Asked by reporters Wednesday how she plans to vote on the latest war-funding measure, she bristled at the question.
"When I have something to say, I will say it, gentlemen," she said. "Thank you very much."
Obama also isn't saying where he stands on the bill. He has suggested that he would support sending a "clean" funding bill to the president after he vetoed one that included a timetable for withdrawal, but backtracked on that stance after facing criticism from liberals.
Sen. Joe Biden, D-Del., the chairman of the Senate Foreign Relations Committee and a 2008 candidate, said Wednesday that he will vote for the bill because it's as far as Democrats can go, given the fact that they lack the votes to override a presidential veto.
"I am not prepared to cut off funding for our troops," said Biden.
The candidates are deeply concerned about the way the anti-war left perceives the current debate. The liberal group MoveOn.org is heavily lobbying Democrats in Congress to reject the war-funding bill, casting it as a way for the president to continue the war at least through this fall.
Eli Pariser, MoveOn.org's executive director, said the group will consider running advertisements against Democratic presidential candidates who support the measure.
"The public elected Democrats in 2006 to end the war, and that's what they're looking for in a 2008 candidate," Pariser said. "They're voting for legislation that extends the war while doing nothing to wind it down."
Some Democratic campaign aides are privately seething at the way congressional leaders have handled the war debate, with an ongoing series of difficult votes pulling rank-and-file members of Congress in multiple directions.
The current bill would fund the war through September and establish benchmarks for the Iraqi government that could be waived by the president.
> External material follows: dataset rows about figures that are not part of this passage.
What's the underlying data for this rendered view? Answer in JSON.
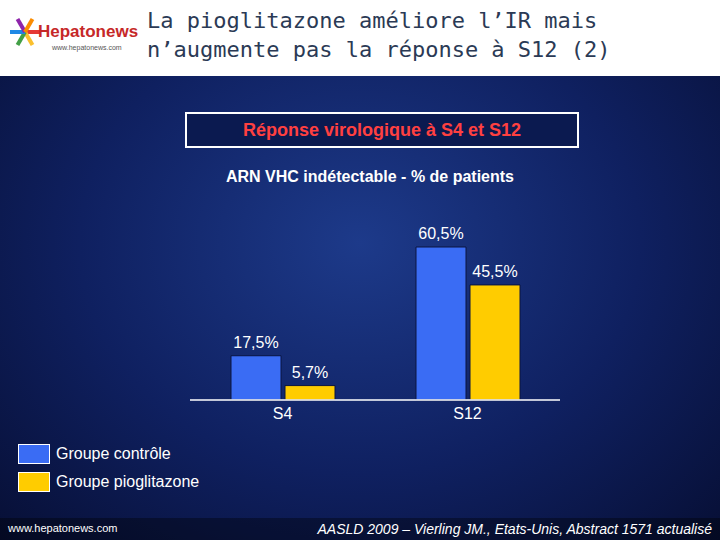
{
  "header": {
    "title": "La pioglitazone améliore l’IR mais n’augmente pas la réponse à S12 (2)",
    "logo": "Hepatonews",
    "logo_url": "www.hepatonews.com"
  },
  "footer": {
    "website": "www.hepatonews.com",
    "source": "AASLD 2009 – Vierling JM., Etats-Unis, Abstract 1571 actualisé"
  },
  "chart_data": {
    "type": "bar",
    "title": "Réponse virologique à S4 et S12",
    "subtitle": "ARN VHC indétectable - % de patients",
    "categories": [
      "S4",
      "S12"
    ],
    "series": [
      {
        "name": "Groupe contrôle",
        "color": "#3a6cf4",
        "values": [
          17.5,
          60.5
        ],
        "value_labels": [
          "17,5%",
          "60,5%"
        ]
      },
      {
        "name": "Groupe pioglitazone",
        "color": "#ffcc00",
        "values": [
          5.7,
          45.5
        ],
        "value_labels": [
          "5,7%",
          "45,5%"
        ]
      }
    ],
    "data_labels": true,
    "tick_labels": "x",
    "legend": "bottom-left"
  }
}
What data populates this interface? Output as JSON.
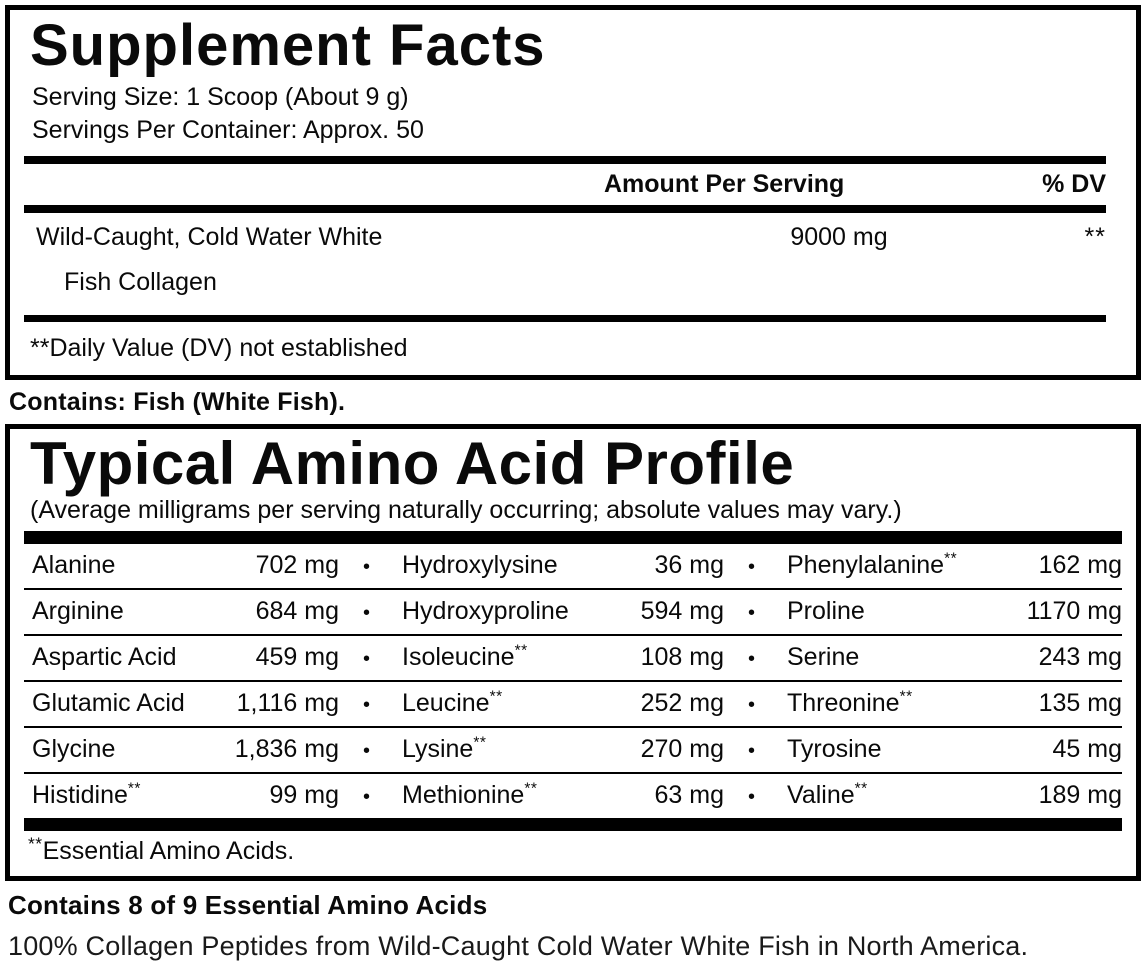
{
  "supplement_facts": {
    "title": "Supplement Facts",
    "serving_size": "Serving Size: 1 Scoop (About 9 g)",
    "servings_per_container": "Servings Per Container: Approx. 50",
    "col_amount": "Amount Per Serving",
    "col_dv": "% DV",
    "ingredient": {
      "name_line1": "Wild-Caught, Cold Water White",
      "name_line2": "Fish Collagen",
      "amount": "9000 mg",
      "dv": "**"
    },
    "footnote": "**Daily Value (DV) not established"
  },
  "contains_allergen": "Contains: Fish (White Fish).",
  "amino_profile": {
    "title": "Typical Amino Acid Profile",
    "subtitle": "(Average milligrams per serving naturally occurring; absolute values may vary.)",
    "bullet": "•",
    "rows": [
      {
        "c0": {
          "name": "Alanine",
          "sup": "",
          "value": "702 mg"
        },
        "c1": {
          "name": "Hydroxylysine",
          "sup": "",
          "value": "36 mg"
        },
        "c2": {
          "name": "Phenylalanine",
          "sup": "**",
          "value": "162 mg"
        }
      },
      {
        "c0": {
          "name": "Arginine",
          "sup": "",
          "value": "684 mg"
        },
        "c1": {
          "name": "Hydroxyproline",
          "sup": "",
          "value": "594 mg"
        },
        "c2": {
          "name": "Proline",
          "sup": "",
          "value": "1170 mg"
        }
      },
      {
        "c0": {
          "name": "Aspartic Acid",
          "sup": "",
          "value": "459 mg"
        },
        "c1": {
          "name": "Isoleucine",
          "sup": "**",
          "value": "108 mg"
        },
        "c2": {
          "name": "Serine",
          "sup": "",
          "value": "243 mg"
        }
      },
      {
        "c0": {
          "name": "Glutamic Acid",
          "sup": "",
          "value": "1,116 mg"
        },
        "c1": {
          "name": "Leucine",
          "sup": "**",
          "value": "252 mg"
        },
        "c2": {
          "name": "Threonine",
          "sup": "**",
          "value": "135 mg"
        }
      },
      {
        "c0": {
          "name": "Glycine",
          "sup": "",
          "value": "1,836 mg"
        },
        "c1": {
          "name": "Lysine",
          "sup": "**",
          "value": "270 mg"
        },
        "c2": {
          "name": "Tyrosine",
          "sup": "",
          "value": "45 mg"
        }
      },
      {
        "c0": {
          "name": "Histidine",
          "sup": "**",
          "value": "99 mg"
        },
        "c1": {
          "name": "Methionine",
          "sup": "**",
          "value": "63 mg"
        },
        "c2": {
          "name": "Valine",
          "sup": "**",
          "value": "189 mg"
        }
      }
    ],
    "footnote_sup": "**",
    "footnote": "Essential Amino Acids."
  },
  "contains_essential": "Contains 8 of 9 Essential Amino Acids",
  "tagline": "100% Collagen Peptides from Wild-Caught Cold Water White Fish in North America."
}
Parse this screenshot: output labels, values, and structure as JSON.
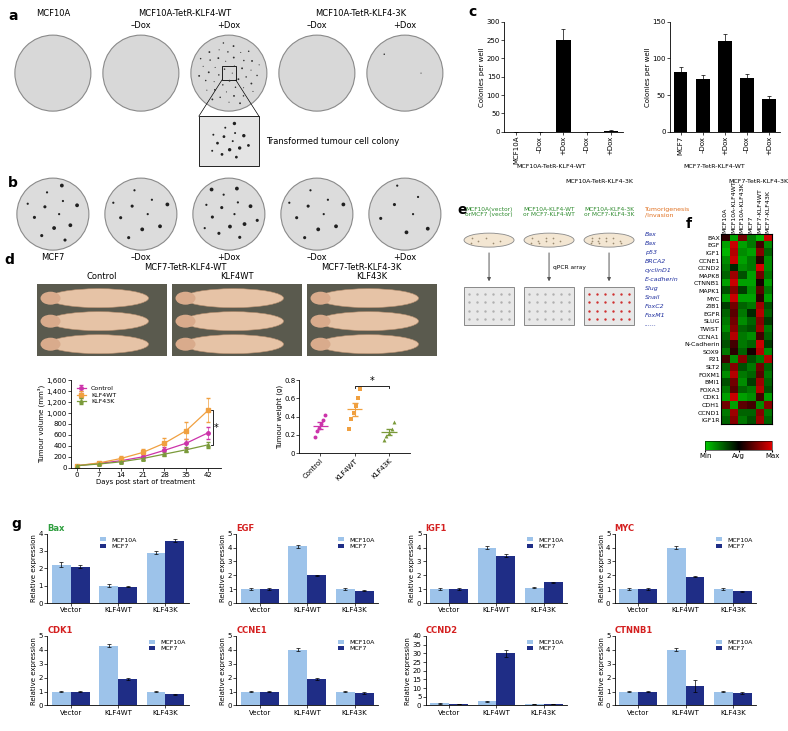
{
  "chart_data": [
    {
      "panel": "c",
      "type": "bar",
      "ylabel": "Colonies per well",
      "categories": [
        "MCF10A",
        "–Dox",
        "+Dox",
        "–Dox",
        "+Dox"
      ],
      "category_groups": [
        null,
        "MCF10A-TetR-KLF4-WT",
        "MCF10A-TetR-KLF4-WT",
        "MCF10A-TetR-KLF4-3K",
        "MCF10A-TetR-KLF4-3K"
      ],
      "values": [
        0,
        0,
        250,
        0,
        2
      ],
      "errors": [
        0,
        0,
        30,
        0,
        1
      ],
      "color": "#000000",
      "ylim": [
        0,
        300
      ],
      "yticks": [
        0,
        50,
        100,
        150,
        200,
        250,
        300
      ]
    },
    {
      "type": "bar",
      "ylabel": "Colonies per well",
      "categories": [
        "MCF7",
        "–Dox",
        "+Dox",
        "–Dox",
        "+Dox"
      ],
      "category_groups": [
        null,
        "MCF7-TetR-KLF4-WT",
        "MCF7-TetR-KLF4-WT",
        "MCF7-TetR-KLF4-3K",
        "MCF7-TetR-KLF4-3K"
      ],
      "values": [
        82,
        72,
        124,
        73,
        44
      ],
      "errors": [
        6,
        6,
        9,
        6,
        5
      ],
      "color": "#000000",
      "ylim": [
        0,
        150
      ],
      "yticks": [
        0,
        50,
        100,
        150
      ]
    },
    {
      "type": "line",
      "xlabel": "Days post start of treatment",
      "ylabel": "Tumour volume (mm³)",
      "x": [
        0,
        7,
        14,
        21,
        28,
        35,
        42
      ],
      "xlim": [
        -2,
        46
      ],
      "xticks": [
        0,
        7,
        14,
        21,
        28,
        35,
        42
      ],
      "ylim": [
        0,
        1600
      ],
      "yticks": [
        0,
        200,
        400,
        600,
        800,
        {
          "value": 1000,
          "label": "1,000"
        },
        {
          "value": 1200,
          "label": "1,200"
        },
        {
          "value": 1400,
          "label": "1,400"
        },
        {
          "value": 1600,
          "label": "1,600"
        }
      ],
      "legend": "upper left",
      "series": [
        {
          "name": "Control",
          "color": "#cc33aa",
          "marker": "circle",
          "values": [
            40,
            80,
            130,
            200,
            320,
            450,
            640
          ],
          "errors": [
            10,
            20,
            25,
            40,
            60,
            80,
            110
          ]
        },
        {
          "name": "KLF4WT",
          "color": "#f0a040",
          "marker": "square",
          "values": [
            40,
            90,
            170,
            280,
            450,
            680,
            1050
          ],
          "errors": [
            10,
            20,
            40,
            60,
            100,
            150,
            220
          ]
        },
        {
          "name": "KLF43K",
          "color": "#7a9a3a",
          "marker": "triangle",
          "values": [
            40,
            70,
            110,
            170,
            250,
            330,
            420
          ],
          "errors": [
            10,
            15,
            20,
            30,
            40,
            50,
            60
          ]
        }
      ],
      "significance": {
        "text": "*",
        "between": [
          "KLF4WT",
          "KLF43K"
        ]
      }
    },
    {
      "type": "scatter",
      "ylabel": "Tumour weight (g)",
      "ylim": [
        0,
        0.8
      ],
      "yticks": [
        0,
        0.2,
        0.4,
        0.6,
        0.8
      ],
      "series": [
        {
          "name": "Control",
          "color": "#cc33aa",
          "marker": "circle",
          "values": [
            0.18,
            0.24,
            0.28,
            0.32,
            0.36,
            0.42
          ],
          "mean": 0.3,
          "error": 0.04
        },
        {
          "name": "KLF4WT",
          "color": "#f0a040",
          "marker": "square",
          "values": [
            0.27,
            0.37,
            0.44,
            0.52,
            0.6,
            0.7
          ],
          "mean": 0.48,
          "error": 0.07
        },
        {
          "name": "KLF43K",
          "color": "#7a9a3a",
          "marker": "triangle",
          "values": [
            0.15,
            0.19,
            0.22,
            0.26,
            0.34
          ],
          "mean": 0.23,
          "error": 0.03
        }
      ],
      "significance": {
        "text": "*",
        "between": [
          "KLF4WT",
          "KLF43K"
        ]
      }
    },
    {
      "panel": "f",
      "type": "heatmap",
      "columns": [
        "MCF10A",
        "MCF10A-KLF4WT",
        "MCF10A-KLF43K",
        "MCF7",
        "MCF7-KLF4WT",
        "MCF7-KLF43K"
      ],
      "rows": [
        "BAX",
        "EGF",
        "IGF1",
        "CCNE1",
        "CCND2",
        "MAPK8",
        "CTNNB1",
        "MAPK1",
        "MYC",
        "ZIB1",
        "EGFR",
        "SLUG",
        "TWIST",
        "CCNA1",
        "N-Cadherin",
        "SOX9",
        "P21",
        "SLT2",
        "FOXM1",
        "BMI1",
        "FOXA3",
        "CDK1",
        "CDH1",
        "CCND1",
        "IGF1R"
      ],
      "cells": [
        [
          0.2,
          -0.8,
          0.5,
          -0.6,
          -0.9,
          0.9
        ],
        [
          -0.8,
          0.9,
          -0.8,
          -0.6,
          0.3,
          -0.7
        ],
        [
          -0.9,
          0.8,
          -0.7,
          -0.8,
          0.6,
          -0.5
        ],
        [
          -0.7,
          0.9,
          -0.8,
          -0.6,
          0.2,
          -0.7
        ],
        [
          -0.6,
          -0.2,
          -0.7,
          -0.6,
          0.95,
          -0.7
        ],
        [
          -0.5,
          0.7,
          -0.4,
          -0.8,
          0.5,
          -0.6
        ],
        [
          -0.8,
          0.9,
          -0.8,
          -0.8,
          0.1,
          -0.8
        ],
        [
          -0.4,
          0.6,
          -0.3,
          -0.7,
          0.4,
          -0.6
        ],
        [
          -0.8,
          0.9,
          -0.8,
          -0.8,
          0.2,
          -0.8
        ],
        [
          -0.3,
          0.5,
          -0.5,
          -0.6,
          0.7,
          -0.4
        ],
        [
          -0.5,
          0.4,
          -0.6,
          -0.2,
          0.8,
          -0.5
        ],
        [
          -0.6,
          0.5,
          -0.7,
          -0.5,
          0.6,
          -0.3
        ],
        [
          -0.7,
          0.6,
          -0.5,
          -0.4,
          0.7,
          -0.6
        ],
        [
          -0.5,
          0.8,
          -0.6,
          -0.7,
          0.3,
          -0.5
        ],
        [
          -0.4,
          0.3,
          -0.6,
          -0.5,
          0.9,
          -0.3
        ],
        [
          -0.6,
          0.2,
          -0.5,
          0.1,
          0.8,
          -0.7
        ],
        [
          0.3,
          -0.7,
          0.6,
          -0.4,
          -0.6,
          0.8
        ],
        [
          -0.5,
          0.6,
          -0.4,
          -0.6,
          0.5,
          -0.5
        ],
        [
          -0.7,
          0.8,
          -0.6,
          -0.5,
          0.4,
          -0.6
        ],
        [
          -0.4,
          0.5,
          -0.7,
          -0.3,
          0.7,
          -0.5
        ],
        [
          -0.6,
          0.4,
          -0.5,
          -0.6,
          0.8,
          -0.4
        ],
        [
          -0.8,
          0.9,
          -0.8,
          -0.7,
          0.3,
          -0.8
        ],
        [
          0.5,
          -0.8,
          0.4,
          0.3,
          -0.7,
          0.6
        ],
        [
          -0.6,
          0.7,
          -0.5,
          -0.5,
          0.6,
          -0.6
        ],
        [
          -0.5,
          0.6,
          -0.6,
          -0.4,
          0.7,
          -0.5
        ]
      ],
      "colorbar": {
        "range": [
          -1,
          1
        ],
        "ticks": [
          {
            "value": -1,
            "label": "Min"
          },
          {
            "value": 0,
            "label": "Avg"
          },
          {
            "value": 1,
            "label": "Max"
          }
        ]
      }
    },
    {
      "panel": "g",
      "type": "bar",
      "title": "Bax",
      "ylabel": "Relative expression",
      "categories": [
        "Vector",
        "KLF4WT",
        "KLF43K"
      ],
      "ylim": [
        0,
        4
      ],
      "yticks": [
        0,
        1,
        2,
        3,
        4
      ],
      "legend": "upper center",
      "series": [
        {
          "name": "MCF10A",
          "color": "#9dc3ea",
          "values": [
            2.2,
            1.0,
            2.9
          ],
          "errors": [
            0.15,
            0.1,
            0.1
          ]
        },
        {
          "name": "MCF7",
          "color": "#1f2d86",
          "values": [
            2.1,
            0.95,
            3.6
          ],
          "errors": [
            0.1,
            0.05,
            0.1
          ]
        }
      ]
    },
    {
      "type": "bar",
      "title": "EGF",
      "ylabel": "Relative expression",
      "categories": [
        "Vector",
        "KLF4WT",
        "KLF43K"
      ],
      "ylim": [
        0,
        5
      ],
      "yticks": [
        0,
        1,
        2,
        3,
        4,
        5
      ],
      "legend": "upper right",
      "series": [
        {
          "name": "MCF10A",
          "color": "#9dc3ea",
          "values": [
            1.0,
            4.1,
            1.0
          ],
          "errors": [
            0.05,
            0.1,
            0.05
          ]
        },
        {
          "name": "MCF7",
          "color": "#1f2d86",
          "values": [
            1.0,
            2.0,
            0.9
          ],
          "errors": [
            0.05,
            0.05,
            0.05
          ]
        }
      ]
    },
    {
      "type": "bar",
      "title": "IGF1",
      "ylabel": "Relative expression",
      "categories": [
        "Vector",
        "KLF4WT",
        "KLF43K"
      ],
      "ylim": [
        0,
        5
      ],
      "yticks": [
        0,
        1,
        2,
        3,
        4,
        5
      ],
      "legend": "upper right",
      "series": [
        {
          "name": "MCF10A",
          "color": "#9dc3ea",
          "values": [
            1.0,
            4.0,
            1.1
          ],
          "errors": [
            0.05,
            0.1,
            0.05
          ]
        },
        {
          "name": "MCF7",
          "color": "#1f2d86",
          "values": [
            1.0,
            3.4,
            1.5
          ],
          "errors": [
            0.05,
            0.1,
            0.05
          ]
        }
      ]
    },
    {
      "type": "bar",
      "title": "MYC",
      "ylabel": "Relative expression",
      "categories": [
        "Vector",
        "KLF4WT",
        "KLF43K"
      ],
      "ylim": [
        0,
        5
      ],
      "yticks": [
        0,
        1,
        2,
        3,
        4,
        5
      ],
      "legend": "upper right",
      "series": [
        {
          "name": "MCF10A",
          "color": "#9dc3ea",
          "values": [
            1.0,
            4.0,
            1.0
          ],
          "errors": [
            0.05,
            0.1,
            0.05
          ]
        },
        {
          "name": "MCF7",
          "color": "#1f2d86",
          "values": [
            1.0,
            1.9,
            0.85
          ],
          "errors": [
            0.05,
            0.05,
            0.05
          ]
        }
      ]
    },
    {
      "type": "bar",
      "title": "CDK1",
      "ylabel": "Relative expression",
      "categories": [
        "Vector",
        "KLF4WT",
        "KLF43K"
      ],
      "ylim": [
        0,
        5
      ],
      "yticks": [
        0,
        1,
        2,
        3,
        4,
        5
      ],
      "legend": "upper right",
      "series": [
        {
          "name": "MCF10A",
          "color": "#9dc3ea",
          "values": [
            1.0,
            4.3,
            1.0
          ],
          "errors": [
            0.05,
            0.1,
            0.05
          ]
        },
        {
          "name": "MCF7",
          "color": "#1f2d86",
          "values": [
            1.0,
            1.9,
            0.8
          ],
          "errors": [
            0.05,
            0.05,
            0.05
          ]
        }
      ]
    },
    {
      "type": "bar",
      "title": "CCNE1",
      "ylabel": "Relative expression",
      "categories": [
        "Vector",
        "KLF4WT",
        "KLF43K"
      ],
      "ylim": [
        0,
        5
      ],
      "yticks": [
        0,
        1,
        2,
        3,
        4,
        5
      ],
      "legend": "upper right",
      "series": [
        {
          "name": "MCF10A",
          "color": "#9dc3ea",
          "values": [
            1.0,
            4.0,
            1.0
          ],
          "errors": [
            0.05,
            0.1,
            0.05
          ]
        },
        {
          "name": "MCF7",
          "color": "#1f2d86",
          "values": [
            1.0,
            1.9,
            0.9
          ],
          "errors": [
            0.05,
            0.05,
            0.05
          ]
        }
      ]
    },
    {
      "type": "bar",
      "title": "CCND2",
      "ylabel": "Relative expression",
      "categories": [
        "Vector",
        "KLF4WT",
        "KLF43K"
      ],
      "ylim": [
        0,
        40
      ],
      "yticks": [
        0,
        5,
        10,
        15,
        20,
        25,
        30,
        35,
        40
      ],
      "legend": "upper right",
      "series": [
        {
          "name": "MCF10A",
          "color": "#9dc3ea",
          "values": [
            1.2,
            2.5,
            1.0
          ],
          "errors": [
            0.1,
            0.3,
            0.1
          ]
        },
        {
          "name": "MCF7",
          "color": "#1f2d86",
          "values": [
            1.0,
            30,
            0.8
          ],
          "errors": [
            0.1,
            2,
            0.1
          ]
        }
      ]
    },
    {
      "type": "bar",
      "title": "CTNNB1",
      "ylabel": "Relative expression",
      "categories": [
        "Vector",
        "KLF4WT",
        "KLF43K"
      ],
      "ylim": [
        0,
        5
      ],
      "yticks": [
        0,
        1,
        2,
        3,
        4,
        5
      ],
      "legend": "upper right",
      "series": [
        {
          "name": "MCF10A",
          "color": "#9dc3ea",
          "values": [
            1.0,
            4.0,
            1.0
          ],
          "errors": [
            0.05,
            0.1,
            0.05
          ]
        },
        {
          "name": "MCF7",
          "color": "#1f2d86",
          "values": [
            1.0,
            1.4,
            0.9
          ],
          "errors": [
            0.05,
            0.4,
            0.05
          ]
        }
      ]
    }
  ],
  "images": [
    {
      "panel": "a",
      "wells": [
        "MCF10A",
        "–Dox",
        "+Dox",
        "–Dox",
        "+Dox"
      ],
      "groups": [
        null,
        "MCF10A-TetR-KLF4-WT",
        "MCF10A-TetR-KLF4-WT",
        "MCF10A-TetR-KLF4-3K",
        "MCF10A-TetR-KLF4-3K"
      ],
      "inset": "Transformed tumour cell colony"
    },
    {
      "panel": "b",
      "wells": [
        "MCF7",
        "–Dox",
        "+Dox",
        "–Dox",
        "+Dox"
      ],
      "groups": [
        null,
        "MCF7-TetR-KLF4-WT",
        "MCF7-TetR-KLF4-WT",
        "MCF7-TetR-KLF4-3K",
        "MCF7-TetR-KLF4-3K"
      ]
    },
    {
      "panel": "d",
      "labels": [
        "Control",
        "KLF4WT",
        "KLF43K"
      ]
    }
  ],
  "diagram": {
    "panel": "e",
    "dishes": [
      "MCF10A(vector)\norMCF7 (vector)",
      "MCF10A-KLF4-WT\nor MCF7-KLF4-WT",
      "MCF10A-KLF4-3K\nor MCF7-KLF4-3K"
    ],
    "array_label": "qPCR array",
    "list_title": "Tumorigenesis\n/Invasion",
    "genes": [
      "Bax",
      "Bax",
      "p53",
      "BRCA2",
      "cyclinD1",
      "E-cadherin",
      "Slug",
      "Snail",
      "FoxC2",
      "FoxM1",
      "......"
    ]
  }
}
It also includes $20 billion in domestic spending -- including Hurricane Katrina aid and money for children's and veterans' health care -- as well as what would be the first increase to the minimum wage in a decade.
"This is a no-win situation for us," said an aide to one Democratic presidential campaign.
Edwards, like most of his fellow presidential aspirants, voted for the war in 2002. But unlike the rest of the top tier of candidates, he isn't burdened by having to vote on any of the complex -- and sometimes contradictory -- war-related bills that are now coming before Congress.
Democratic leaders appear to be taking the long view with regard to challenging the president on the war. Knowing they don't have the votes to override a presidential veto, they decided to cede considerable ground to the president for now, in the hopes of restarting their efforts to end the war in September -- when the next batch of money runs out.
Though that may not be ideal for the presidential candidates, who want to take firm and consistent stands, it may be the only realistic option for Democratic leaders in Congress to pursue, Zelizer said.
"They've handled it the best they can," he said. "We're still at a moment where there's a lot of skittishness about a forced timetable for withdrawal. It reflects the ambiguousness and the confusion of the Democratic party -- and the Republican party, for that matter."